Faculty of Engineering, Tokushima University, Tokushima, Japan.
PLoS One. 2018 Apr 6;13(4):e0194136. doi: 10.1371/journal.pone.0194136. eCollection 2018.
In this paper, we propose an emotion separated method(SeTF·IDF) to assign the emotion labels of sentences with different values, which has a better visual effect compared with the values represented by TF·IDF in the visualization of a multi-label Chinese emotional corpus Ren_CECps. Inspired by the enormous improvement of the visualization map propelled by the changed distances among the sentences, we being the first group utilizes the Word Mover's Distance(WMD) algorithm as a way of feature representation in Chinese text emotion classification. Our experiments show that both in 80% for training, 20% for testing and 50% for training, 50% for testing experiments of Ren_CECps, WMD features get the best f1 scores and have a greater increase compared with the same dimension feature vectors obtained by dimension reduction TF·IDF method. Compared experiments in English corpus also show the efficiency of WMD features in the cross-language field.

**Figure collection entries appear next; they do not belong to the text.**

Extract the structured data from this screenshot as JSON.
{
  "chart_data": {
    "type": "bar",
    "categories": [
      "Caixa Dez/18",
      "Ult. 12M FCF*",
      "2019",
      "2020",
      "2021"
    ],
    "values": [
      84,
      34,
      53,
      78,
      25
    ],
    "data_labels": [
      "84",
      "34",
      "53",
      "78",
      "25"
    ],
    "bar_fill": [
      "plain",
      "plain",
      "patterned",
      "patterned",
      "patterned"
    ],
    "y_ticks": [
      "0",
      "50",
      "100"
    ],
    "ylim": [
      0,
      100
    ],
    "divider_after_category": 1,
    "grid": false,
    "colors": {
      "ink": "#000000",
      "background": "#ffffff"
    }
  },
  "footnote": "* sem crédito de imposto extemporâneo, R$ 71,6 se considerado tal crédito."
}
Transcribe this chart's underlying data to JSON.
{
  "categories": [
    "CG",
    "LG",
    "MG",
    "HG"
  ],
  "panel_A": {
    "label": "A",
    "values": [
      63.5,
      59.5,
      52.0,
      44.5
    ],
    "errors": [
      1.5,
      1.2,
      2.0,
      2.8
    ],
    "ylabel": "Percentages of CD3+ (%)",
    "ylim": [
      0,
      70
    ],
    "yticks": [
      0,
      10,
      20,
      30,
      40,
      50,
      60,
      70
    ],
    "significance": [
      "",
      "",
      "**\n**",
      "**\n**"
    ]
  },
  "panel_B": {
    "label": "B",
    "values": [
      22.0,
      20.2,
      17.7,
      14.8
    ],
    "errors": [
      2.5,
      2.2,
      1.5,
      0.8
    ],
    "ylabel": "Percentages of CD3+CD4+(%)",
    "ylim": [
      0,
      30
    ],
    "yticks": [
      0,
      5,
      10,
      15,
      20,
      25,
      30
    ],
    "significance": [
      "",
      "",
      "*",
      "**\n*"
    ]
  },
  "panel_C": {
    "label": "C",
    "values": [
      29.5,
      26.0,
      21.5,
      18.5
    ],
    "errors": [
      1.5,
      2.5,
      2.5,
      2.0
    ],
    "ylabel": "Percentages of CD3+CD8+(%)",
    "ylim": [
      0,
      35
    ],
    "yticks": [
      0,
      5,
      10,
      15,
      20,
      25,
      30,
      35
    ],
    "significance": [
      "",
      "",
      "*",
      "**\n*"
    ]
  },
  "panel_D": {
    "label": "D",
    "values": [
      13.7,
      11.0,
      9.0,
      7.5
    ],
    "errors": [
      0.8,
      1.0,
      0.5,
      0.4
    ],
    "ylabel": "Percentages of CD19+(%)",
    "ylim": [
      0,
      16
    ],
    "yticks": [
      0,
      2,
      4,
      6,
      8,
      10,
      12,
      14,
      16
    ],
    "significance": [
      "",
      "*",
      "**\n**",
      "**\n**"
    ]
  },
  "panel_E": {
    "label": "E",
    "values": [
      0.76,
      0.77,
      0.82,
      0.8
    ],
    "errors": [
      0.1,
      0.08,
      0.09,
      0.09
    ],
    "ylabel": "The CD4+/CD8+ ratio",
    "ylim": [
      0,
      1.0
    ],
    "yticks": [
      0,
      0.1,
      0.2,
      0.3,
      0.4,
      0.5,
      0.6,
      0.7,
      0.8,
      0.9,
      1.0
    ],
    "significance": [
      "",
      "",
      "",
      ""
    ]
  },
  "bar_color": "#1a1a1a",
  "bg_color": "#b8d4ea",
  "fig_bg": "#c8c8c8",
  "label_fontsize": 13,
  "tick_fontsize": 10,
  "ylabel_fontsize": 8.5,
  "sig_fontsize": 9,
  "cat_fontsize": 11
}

在本文中,我们提出了一种情感分离方法(SeTF·IDF),用于为具有不同值的句子分配情感标签,与多标签中文情感语料库 Ren_CECps 中 TF·IDF 表示的数值相比,该方法具有更好的可视化效果。受句子之间距离变化所带来的可视化地图巨大改进的启发,我们是第一组利用词动距离(WMD)算法作为中文文本情感分类的特征表示方法的小组。实验表明,无论是在 Ren_CECps 的 80%用于训练、20%用于测试,还是 50%用于训练、50%用于测试的实验中,WMD 特征都获得了最佳的 f1 分数,与通过降维 TF·IDF 方法获得的相同维数特征向量相比有了更大的提高。在英文语料库中的对比实验也表明了 WMD 特征在跨语言领域的有效性。